David Cox

Personal information
- Full name: David John Cox
- Born: 1 March 1973 (age 53) Coventry, Warwickshire, England
- Batting: Right-handed
- Bowling: Right-arm medium-fast

International information
- National side: Scotland (1999–2001);
- Source: CricketArchive, 2 February 2016

= David Cox (Scottish cricketer) =

Scottish cricketer

David John Cox (born 1 March 1973) is a former Scottish international cricketer who represented the Scottish national side between 1999 and 2001. He played as a right-arm pace bowler.

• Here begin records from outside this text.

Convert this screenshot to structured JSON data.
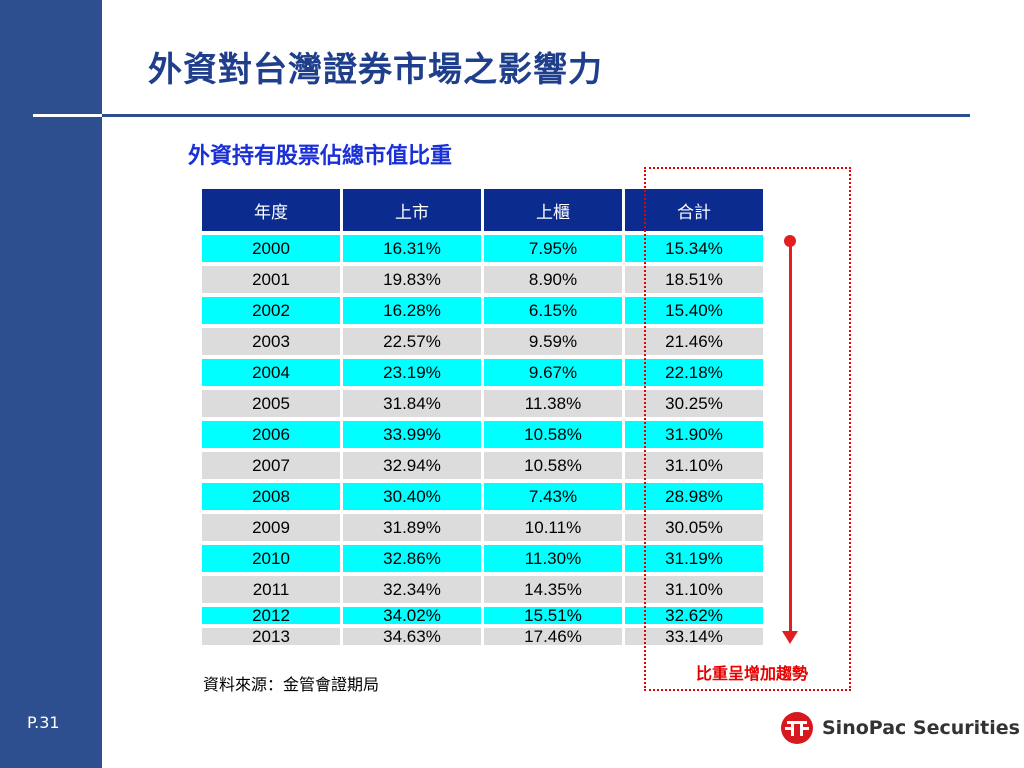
{
  "slide": {
    "title": "外資對台灣證券市場之影響力",
    "subtitle": "外資持有股票佔總市值比重",
    "page_number": "P.31"
  },
  "table": {
    "headers": [
      "年度",
      "上市",
      "上櫃",
      "合計"
    ],
    "rows": [
      [
        "2000",
        "16.31%",
        "7.95%",
        "15.34%"
      ],
      [
        "2001",
        "19.83%",
        "8.90%",
        "18.51%"
      ],
      [
        "2002",
        "16.28%",
        "6.15%",
        "15.40%"
      ],
      [
        "2003",
        "22.57%",
        "9.59%",
        "21.46%"
      ],
      [
        "2004",
        "23.19%",
        "9.67%",
        "22.18%"
      ],
      [
        "2005",
        "31.84%",
        "11.38%",
        "30.25%"
      ],
      [
        "2006",
        "33.99%",
        "10.58%",
        "31.90%"
      ],
      [
        "2007",
        "32.94%",
        "10.58%",
        "31.10%"
      ],
      [
        "2008",
        "30.40%",
        "7.43%",
        "28.98%"
      ],
      [
        "2009",
        "31.89%",
        "10.11%",
        "30.05%"
      ],
      [
        "2010",
        "32.86%",
        "11.30%",
        "31.19%"
      ],
      [
        "2011",
        "32.34%",
        "14.35%",
        "31.10%"
      ],
      [
        "2012",
        "34.02%",
        "15.51%",
        "32.62%"
      ],
      [
        "2013",
        "34.63%",
        "17.46%",
        "33.14%"
      ]
    ]
  },
  "annotation": {
    "trend_note": "比重呈增加趨勢"
  },
  "footer": {
    "source": "資料來源：金管會證期局",
    "logo_text": "SinoPac Securities"
  },
  "colors": {
    "sidebar": "#2e4f8f",
    "title": "#1f3f8c",
    "header_cell": "#0c2b8f",
    "row_cyan": "#00ffff",
    "row_grey": "#dcdcdc",
    "highlight": "#e60000"
  }
}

Cox began his club career in Scotland with the Aberdeen-based Aberdeenshire Cricket Club, but later switched to The Grange Club (based in Edinburgh). He made his debut for the national team in August 1999, playing a first-class match against a South Africa Academy team. The following year, he represented Scotland at the ICC Emerging Nations Challenge in Zimbabwe, although he took only a single wicket from four games. At the 2001 ICC Trophy in Canada, Cox played in three of Scotland's ten games, taking wickets against Singapore (1/19 from eight overs) and Canada (1/40 from eight overs). He made his final appearances for Scotland later in the year, playing C&G Trophy games against the Middlesex Cricket Board and Dorset.